Críticas ao Governo Federal e preocupação com o aumento da violência contra trabalhadores rurais e índios.

Autor
Humberto Costa (PT - Partido dos Trabalhadores/PE)
Nome completo: Humberto Sérgio Costa Lima
Casa
Senado Federal
Tipo
Discurso
Resumo por assunto
DIREITOS HUMANOS E MINORIAS:
  • Críticas ao Governo Federal e preocupação com o aumento da violência contra trabalhadores rurais e índios.
Publicação
Publicação no DSF de 09/05/2017 - Página 65
Assunto
Outros > DIREITOS HUMANOS E MINORIAS
Indexação
  • CRITICA, ATUAÇÃO, GOVERNO FEDERAL, PERIODO, GESTÃO, MICHEL TEMER, PRESIDENTE DA REPUBLICA, MOTIVO, APREENSÃO, AUMENTO, VIOLENCIA, VITIMA, TRABALHADOR RURAL, INDIO, COMENTARIO, DEMISSÃO, PRESIDENTE, FUNDAÇÃO NACIONAL DO INDIO (FUNAI), DEMARCAÇÃO, RESERVA INDIGENA, REFORMA, DEFESA, MELHORIA, TRATAMENTO, COMUNIDADE INDIGENA.

    O SR. HUMBERTO COSTA (Bloco Parlamentar da Resistência Democrática/PT - PE. Pronuncia o seguinte discurso. Sem revisão do orador.) – Srª Presidenta, Srªs Senadoras, Srs.
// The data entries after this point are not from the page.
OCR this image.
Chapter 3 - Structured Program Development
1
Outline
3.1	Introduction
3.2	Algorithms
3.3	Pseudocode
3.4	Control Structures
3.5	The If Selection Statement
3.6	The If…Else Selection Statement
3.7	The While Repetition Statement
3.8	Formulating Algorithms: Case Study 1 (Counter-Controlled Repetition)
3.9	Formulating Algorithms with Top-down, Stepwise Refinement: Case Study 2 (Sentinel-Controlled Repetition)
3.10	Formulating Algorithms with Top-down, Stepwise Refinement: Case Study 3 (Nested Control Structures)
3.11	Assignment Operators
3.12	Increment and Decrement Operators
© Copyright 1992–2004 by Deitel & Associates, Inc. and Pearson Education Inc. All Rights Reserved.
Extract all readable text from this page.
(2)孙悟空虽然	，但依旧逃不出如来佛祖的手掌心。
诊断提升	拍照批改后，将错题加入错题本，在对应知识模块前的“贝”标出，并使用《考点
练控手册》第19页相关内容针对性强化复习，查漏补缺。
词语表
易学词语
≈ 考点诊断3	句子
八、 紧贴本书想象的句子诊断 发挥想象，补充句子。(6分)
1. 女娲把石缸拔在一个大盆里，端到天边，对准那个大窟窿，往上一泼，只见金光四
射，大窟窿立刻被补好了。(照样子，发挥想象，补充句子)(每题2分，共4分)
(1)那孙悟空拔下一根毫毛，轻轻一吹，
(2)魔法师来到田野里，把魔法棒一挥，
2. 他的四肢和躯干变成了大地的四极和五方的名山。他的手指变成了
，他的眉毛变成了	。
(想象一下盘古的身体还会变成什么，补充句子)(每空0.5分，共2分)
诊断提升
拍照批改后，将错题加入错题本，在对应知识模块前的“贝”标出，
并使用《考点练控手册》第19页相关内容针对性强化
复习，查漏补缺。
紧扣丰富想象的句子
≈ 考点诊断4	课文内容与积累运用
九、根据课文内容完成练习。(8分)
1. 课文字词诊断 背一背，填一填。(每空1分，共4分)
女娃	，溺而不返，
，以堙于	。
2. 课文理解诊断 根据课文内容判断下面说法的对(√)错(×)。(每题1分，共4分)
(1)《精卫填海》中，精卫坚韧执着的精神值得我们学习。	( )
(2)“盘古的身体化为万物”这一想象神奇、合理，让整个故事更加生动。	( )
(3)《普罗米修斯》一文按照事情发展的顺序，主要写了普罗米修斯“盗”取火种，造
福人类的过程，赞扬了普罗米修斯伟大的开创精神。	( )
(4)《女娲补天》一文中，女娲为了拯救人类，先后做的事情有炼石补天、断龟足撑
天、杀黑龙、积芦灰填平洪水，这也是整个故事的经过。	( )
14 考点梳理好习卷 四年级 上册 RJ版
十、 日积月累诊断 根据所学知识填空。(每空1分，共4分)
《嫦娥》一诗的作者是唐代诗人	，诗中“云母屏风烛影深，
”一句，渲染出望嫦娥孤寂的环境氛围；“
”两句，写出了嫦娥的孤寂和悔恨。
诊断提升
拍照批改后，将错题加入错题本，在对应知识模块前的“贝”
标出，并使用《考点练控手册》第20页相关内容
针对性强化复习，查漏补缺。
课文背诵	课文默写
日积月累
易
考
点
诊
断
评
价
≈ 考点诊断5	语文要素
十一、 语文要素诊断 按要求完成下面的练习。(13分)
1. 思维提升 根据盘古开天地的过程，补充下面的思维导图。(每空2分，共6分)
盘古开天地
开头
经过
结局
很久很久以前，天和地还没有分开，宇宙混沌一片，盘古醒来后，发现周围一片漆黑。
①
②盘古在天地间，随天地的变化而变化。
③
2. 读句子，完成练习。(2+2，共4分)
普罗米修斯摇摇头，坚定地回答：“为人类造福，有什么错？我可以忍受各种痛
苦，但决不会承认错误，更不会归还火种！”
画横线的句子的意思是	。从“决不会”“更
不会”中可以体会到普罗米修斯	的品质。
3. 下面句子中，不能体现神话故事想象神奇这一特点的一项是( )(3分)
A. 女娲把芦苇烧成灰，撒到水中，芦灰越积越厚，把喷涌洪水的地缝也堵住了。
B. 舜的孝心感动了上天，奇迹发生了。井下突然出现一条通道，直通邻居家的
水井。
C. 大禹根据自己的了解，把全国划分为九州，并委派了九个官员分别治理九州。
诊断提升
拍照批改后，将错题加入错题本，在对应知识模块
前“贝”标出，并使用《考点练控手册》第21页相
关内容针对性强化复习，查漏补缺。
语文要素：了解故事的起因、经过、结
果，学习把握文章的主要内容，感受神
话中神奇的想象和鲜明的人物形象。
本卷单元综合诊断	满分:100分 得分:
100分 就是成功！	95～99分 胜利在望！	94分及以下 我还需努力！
Senadores, telespectadores da TV Senado, ouvintes que nos acompanham pela Rádio Senado, internautas que nos seguem pelas redes sociais, eu quero voltar, na tarde de hoje, a chamar a atenção de todas as brasileiras e dos brasileiros para os ataques que têm sido organizados por este Governo facínora – não há outro termo que descreva este Governo – de Michel Temer aos nossos povos indígenas, aos nossos povos originários.

    Tenho denunciado, desta tribuna, sistematicamente, o crescimento assombroso da violência no campo contra os trabalhadores rurais e contra os índios, que tem contado com o apoio irrestrito do Governo Federal, dados o silêncio e a inércia diante do avanço criminoso de pistoleiros e matadores de aluguel sobre essas minorias.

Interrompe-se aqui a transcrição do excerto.